It should come as no surprise that the statists editorialists writing for North Carolina’s major newspapers oppose the Article V Convention of States because —-gasp—it would place limits on the power of the federal government. A state Senate bill would submit North Carolina’s application to the Convention of States, but it remains stalled in committee.
I noted earlier this year how Greensboro News & Record editorial writer Doug Clark expressed his “amazement” that “that a majority in our state Senate thinks the U.S. Constitution is so defective that it needs a potentially massive rewrite.”
Now the Charlotte Observer weighs in:
The convention would be “limited to proposing amendments to the United States Constitution that impose fiscal restraints on the federal government, limit the power and jurisdiction of the federal government and limit the terms of office for its officials and for members of Congress.”
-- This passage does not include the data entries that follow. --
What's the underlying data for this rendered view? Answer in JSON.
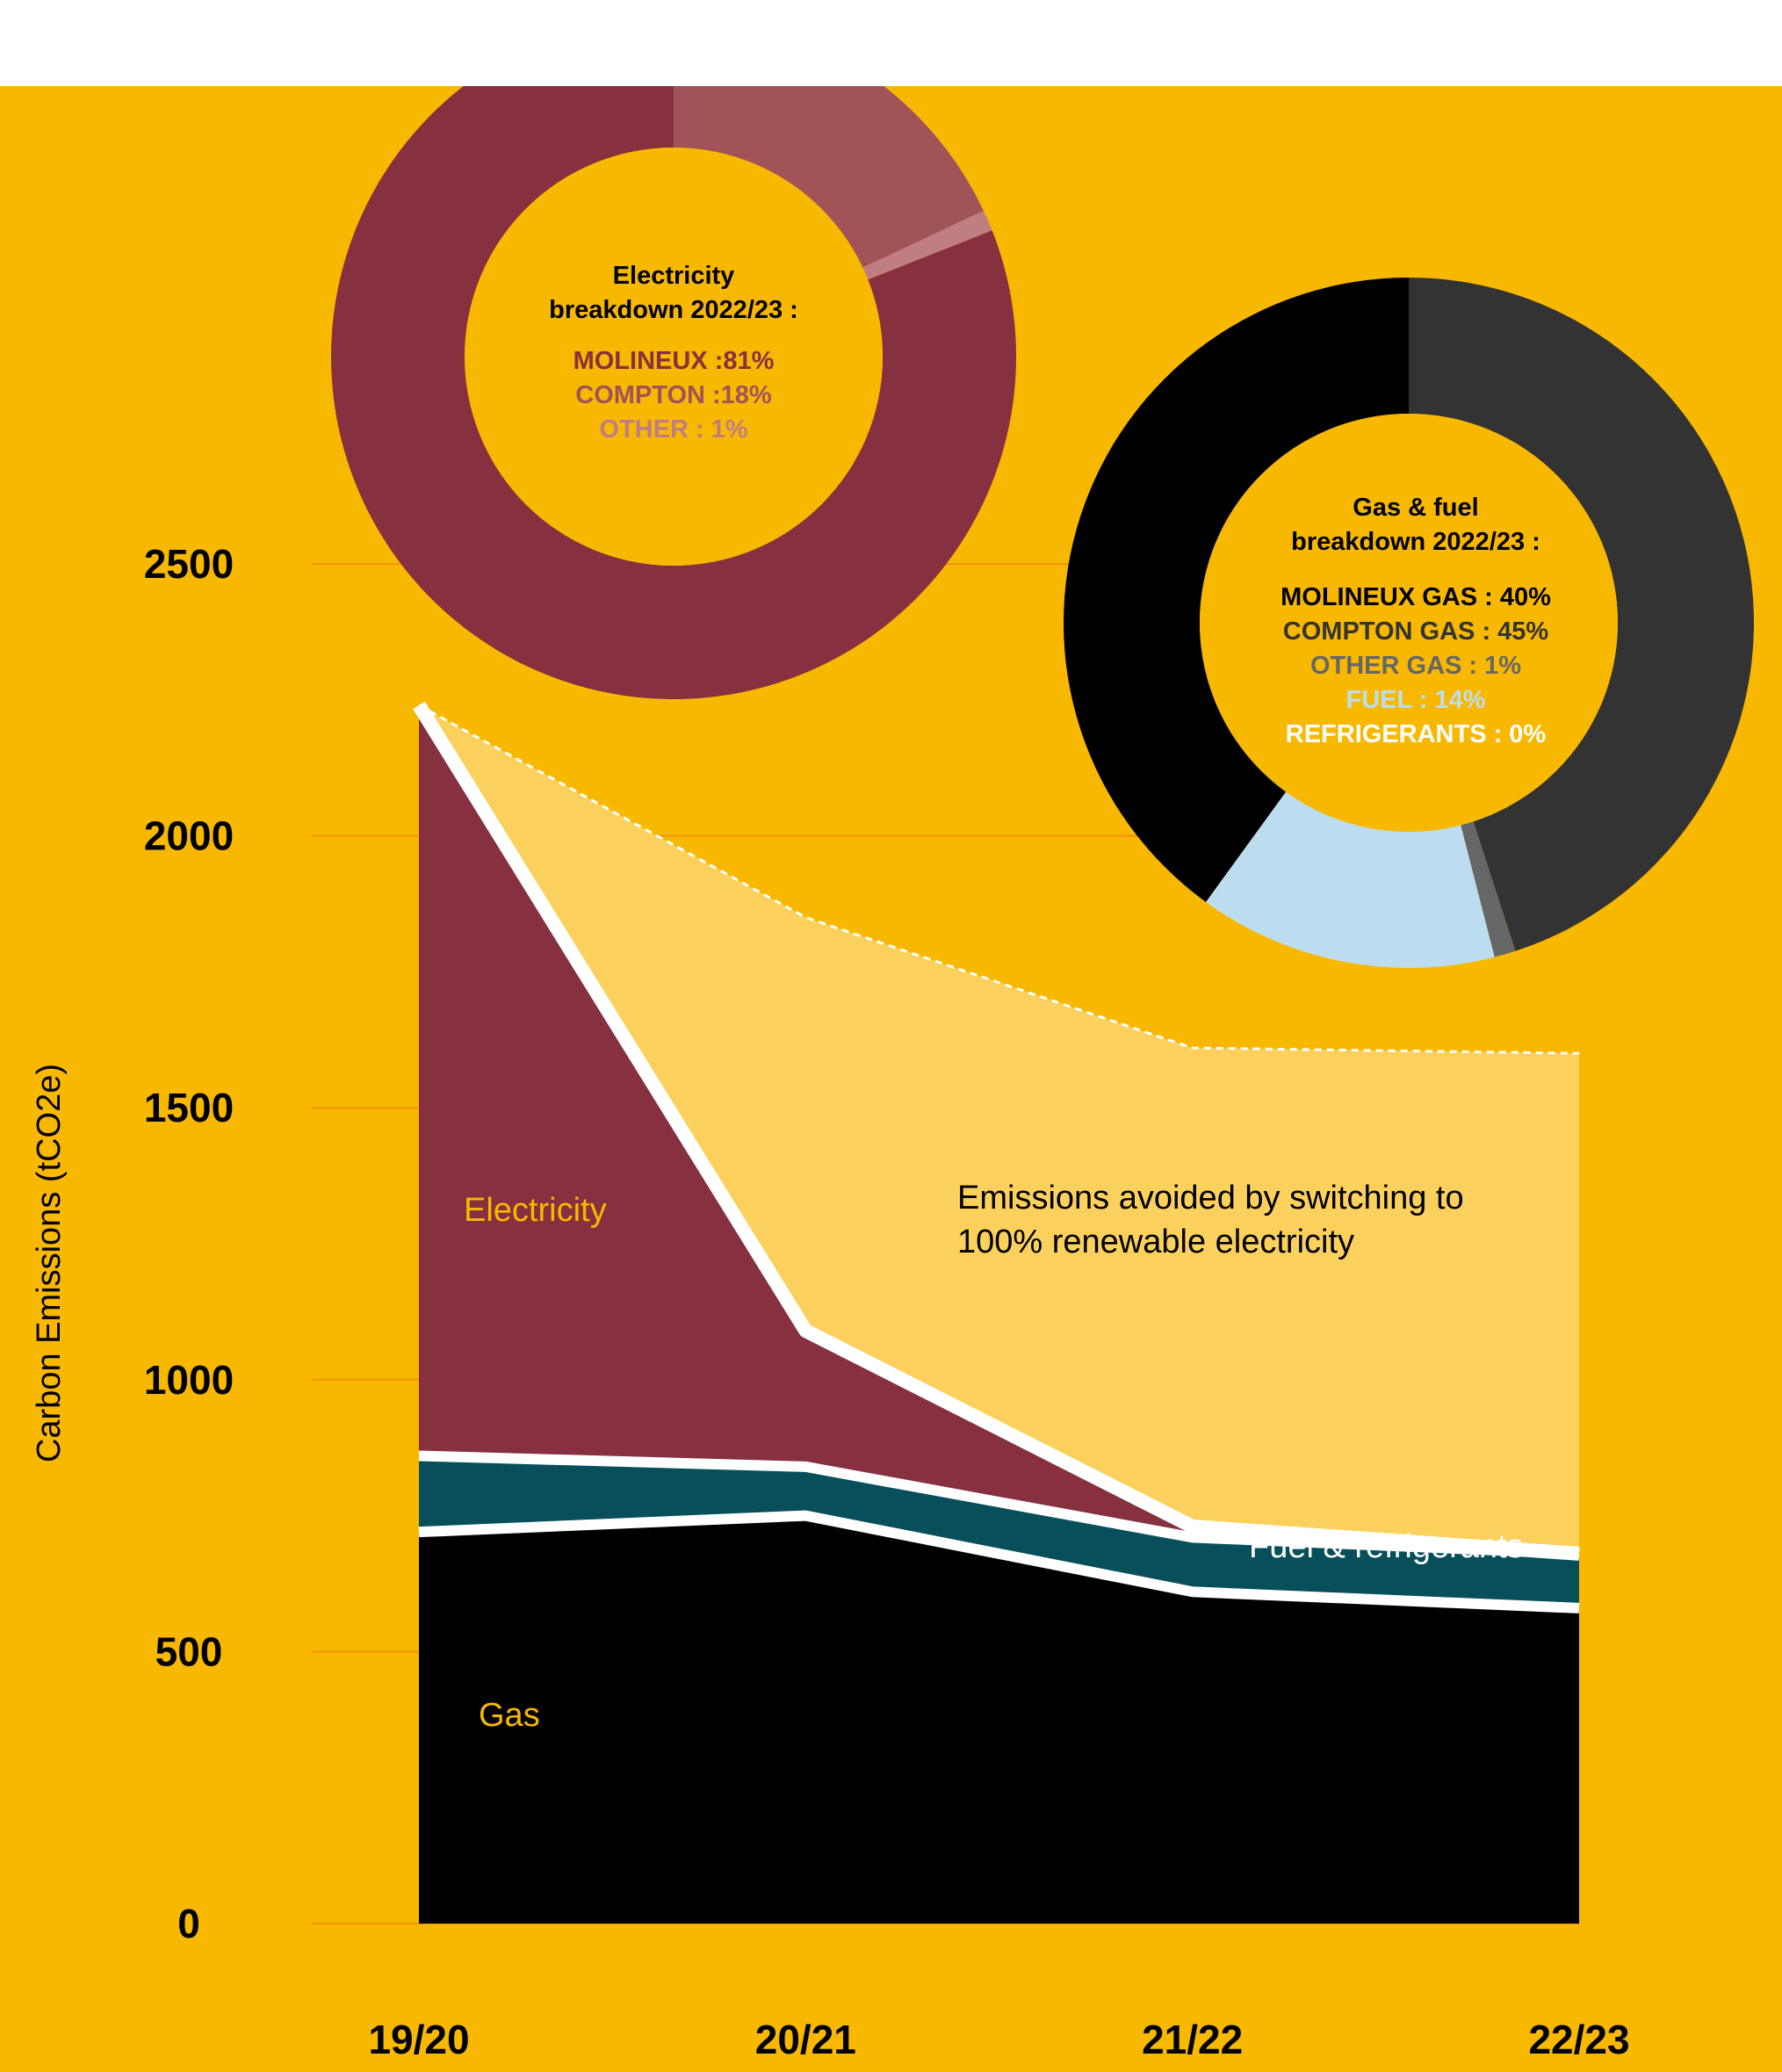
{
  "colors": {
    "panel_bg": "#F9B800",
    "gridline": "#F29400",
    "gas": "#000000",
    "fuel_refrigerants": "#074F5A",
    "electricity": "#87303F",
    "avoided": "#FCD05C",
    "separator": "#FFFFFF",
    "area_label_light": "#F9B800",
    "donut_elec": [
      "#87303F",
      "#A05458",
      "#BE7E82"
    ],
    "donut_gas": [
      "#000000",
      "#333333",
      "#666666",
      "#BCDDF0",
      "#FFFFFF"
    ]
  },
  "chart_data": [
    {
      "type": "area",
      "title": "",
      "xlabel": "",
      "ylabel": "Carbon Emissions (tCO2e)",
      "ylim": [
        0,
        2700
      ],
      "yticks": [
        0,
        500,
        1000,
        1500,
        2000,
        2500
      ],
      "categories": [
        "19/20",
        "20/21",
        "21/22",
        "22/23"
      ],
      "series": [
        {
          "name": "Gas",
          "values": [
            720,
            750,
            610,
            580
          ]
        },
        {
          "name": "Fuel & refrigerants",
          "values": [
            140,
            90,
            100,
            100
          ]
        },
        {
          "name": "Electricity",
          "values": [
            1380,
            250,
            20,
            0
          ]
        },
        {
          "name": "Emissions avoided by switching to 100% renewable electricity",
          "values": [
            0,
            760,
            880,
            920
          ]
        }
      ],
      "annotations": {
        "electricity": "Electricity",
        "gas": "Gas",
        "fuel": "Fuel & refrigerants",
        "avoided_line1": "Emissions avoided by switching to",
        "avoided_line2": "100% renewable electricity"
      },
      "grid": true
    },
    {
      "type": "pie",
      "title_line1": "Electricity",
      "title_line2": "breakdown 2022/23 :",
      "slices": [
        {
          "label": "MOLINEUX :81%",
          "value": 81
        },
        {
          "label": "COMPTON :18%",
          "value": 18
        },
        {
          "label": "OTHER : 1%",
          "value": 1
        }
      ]
    },
    {
      "type": "pie",
      "title_line1": "Gas & fuel",
      "title_line2": "breakdown 2022/23 :",
      "slices": [
        {
          "label": "MOLINEUX GAS : 40%",
          "value": 40
        },
        {
          "label": "COMPTON GAS : 45%",
          "value": 45
        },
        {
          "label": "OTHER GAS : 1%",
          "value": 1
        },
        {
          "label": "FUEL : 14%",
          "value": 14
        },
        {
          "label": "REFRIGERANTS : 0%",
          "value": 0
        }
      ]
    }
  ]
}
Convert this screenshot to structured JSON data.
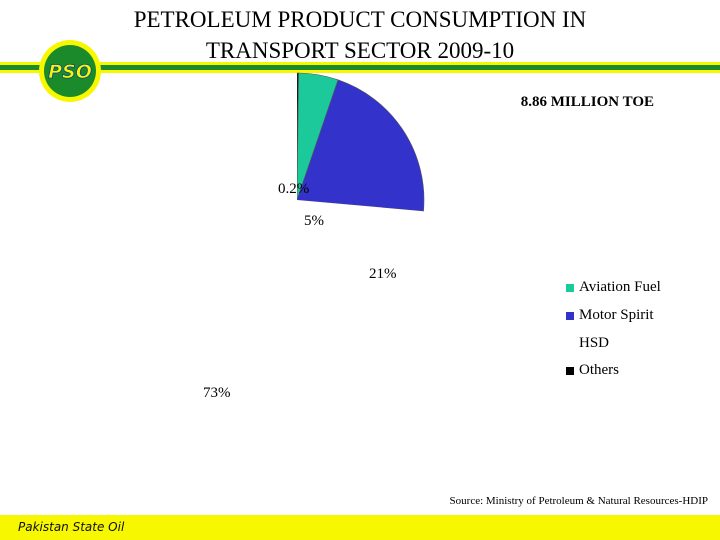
{
  "header": {
    "title_line1": "PETROLEUM PRODUCT CONSUMPTION IN",
    "title_line2": "TRANSPORT SECTOR 2009-10",
    "logo_text": "PSO"
  },
  "chart_data": {
    "type": "pie",
    "title": "PETROLEUM PRODUCT CONSUMPTION IN TRANSPORT SECTOR 2009-10",
    "subtitle": "8.86 MILLION TOE",
    "slices": [
      {
        "name": "Aviation Fuel",
        "label": "5%",
        "value": 5,
        "color": "#1cc99a"
      },
      {
        "name": "Motor Spirit",
        "label": "21%",
        "value": 21,
        "color": "#3333cc"
      },
      {
        "name": "HSD",
        "label": "73%",
        "value": 73,
        "color": "#ffffff"
      },
      {
        "name": "Others",
        "label": "0.2%",
        "value": 0.2,
        "color": "#000000"
      }
    ],
    "legend": [
      "Aviation Fuel",
      "Motor Spirit",
      "HSD",
      "Others"
    ],
    "legend_position": "right"
  },
  "footer": {
    "source": "Source: Ministry of Petroleum  & Natural Resources-HDIP",
    "company": "Pakistan State Oil"
  },
  "colors": {
    "stripe_green": "#1a8a2a",
    "stripe_yellow": "#f7f700",
    "footer_bg": "#f7f700"
  }
}
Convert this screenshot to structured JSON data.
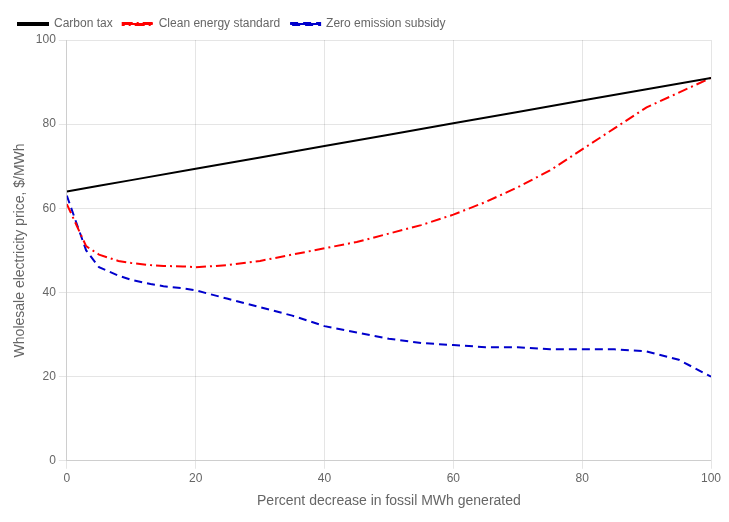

In other words, the convention would be limited to an enormous Pandora’s Box of mischief.
America hasn’t held a constitutional convention since 1787. Given the quality of the statesmen we have today compared with then, and given the dangerous polarization that marks the United States today, calling one now could spiral into unknown territory and is an exceedingly bad idea.
Note the Observer makes the broad assumption that Thomas Jefferson would be “among those who would not be at a second constitutional convention.” That might come as surprise to the legal minds who issued the Jefferson Statement.